Consider this an open letter from expectant grandmother to all newly expectant fathers. Sleepless nights lead me to write this. Yes, there is research to confirm what I write but what I write is from my experience and my heart. With the advent of a grandchild, I am reliving my own pregnancies and the early years of child raising.
Note that the expectant mother you love so dearly is in very new territory. Actually this is new to both of you. You are not the master of this universe and need to humbly submit to that which is larger than yourself. You are a participant observer to the creation of new life; meanwhile, mother-host of baby to come is experiencing profound personal and emotional changes. I am not about to wax on about the hormonal chemistry of it all, but would rather alert you to the fact that you will need to flow with these changes.
To be more concrete, when a woman is pregnant, she is already becoming protective of the burgeoning life she carries. Possible dangers in the environment get amplified. Respect and honor that. While women may already be more vigilant to issues of safety in their environment, a pregnant woman may be hyper-vigilant.
Let me share an example from my own life. I have never liked walking through parking garages. However, when I was pregnant, I remember being in a city garage with a heightened sense of urgency and alertness, feeling especially protective of the growing life within. So when your expectant love is making a request about your behavior that arises from her new found way of being in the world, listen to her. She is becoming a mother and as a mother, she is an even keener observer of her milieu.
Life is changing for both of you. What is important now is what is best for the baby to be.
It doesn’t get simpler after the baby is born. Whatever mothering you got from your spouse will get directed to the baby, as it should be. Babies can’t self-soothe (No, don’t let them cry themselves to sleep!) and they need all the love and nurturing possible.
No need to get jealous of the attention the baby will get. Instead, be more attentive to the needs of both baby and mother. This is your opportunity to shine as a caregiver: besides, you’ll get that great oxytocin-love-hormone fix with baby bonding as much as the mother will. Let it happen.
Meanwhile, know that the nursing mother’s body is still intimately beholden to baby’s needs.
What should be the hopeful intent of every parent is to make the lives of their children better than the lives they themselves had as children; this is not about wealth accumulation and power. Beyond the foundations of unconditional love, there should be a sense of providing the next generation with even more possibility for self-actualization. Give the child a safe environment and also one where imagination, awareness, knowledge, and wisdom can develop.

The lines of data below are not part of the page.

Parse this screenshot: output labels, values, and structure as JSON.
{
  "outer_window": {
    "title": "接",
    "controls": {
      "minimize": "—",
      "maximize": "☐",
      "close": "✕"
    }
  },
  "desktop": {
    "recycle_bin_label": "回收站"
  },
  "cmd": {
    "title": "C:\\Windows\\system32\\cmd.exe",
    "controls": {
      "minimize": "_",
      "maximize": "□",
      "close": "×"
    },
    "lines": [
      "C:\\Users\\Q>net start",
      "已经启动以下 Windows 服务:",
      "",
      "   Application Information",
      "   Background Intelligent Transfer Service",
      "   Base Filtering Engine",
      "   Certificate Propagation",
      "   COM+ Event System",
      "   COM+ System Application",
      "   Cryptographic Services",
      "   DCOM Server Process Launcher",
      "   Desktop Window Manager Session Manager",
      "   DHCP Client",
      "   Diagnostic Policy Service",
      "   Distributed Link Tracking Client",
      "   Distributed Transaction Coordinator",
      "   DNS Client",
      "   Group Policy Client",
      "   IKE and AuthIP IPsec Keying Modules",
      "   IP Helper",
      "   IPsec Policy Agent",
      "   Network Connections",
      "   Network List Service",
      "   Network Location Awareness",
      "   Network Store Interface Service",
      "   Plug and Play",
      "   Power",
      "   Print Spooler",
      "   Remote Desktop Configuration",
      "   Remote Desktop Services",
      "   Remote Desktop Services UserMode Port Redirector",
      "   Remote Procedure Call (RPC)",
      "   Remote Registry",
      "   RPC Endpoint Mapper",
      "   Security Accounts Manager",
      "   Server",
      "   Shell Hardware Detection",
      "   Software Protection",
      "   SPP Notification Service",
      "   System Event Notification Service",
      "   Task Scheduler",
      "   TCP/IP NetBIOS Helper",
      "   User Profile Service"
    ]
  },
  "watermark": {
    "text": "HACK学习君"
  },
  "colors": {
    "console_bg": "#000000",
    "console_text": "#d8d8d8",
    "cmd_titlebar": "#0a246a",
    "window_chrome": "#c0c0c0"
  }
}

Education of the whole child is paramount.
Of course, some societies support parents in this endeavor more than others. For example, most developed nations other than the United States provide paid parental leave and recognize the importance of the first year of life. These same countries subsidize daycare and pre-school too.
Hopefully, you can find ways here, nonetheless, to provide for this little life so that she will flourish into a new dawn and propel future generations forward into greater consciousness.
Maybe this is just the first epistle on how parenting is the hardest and most important job in the world.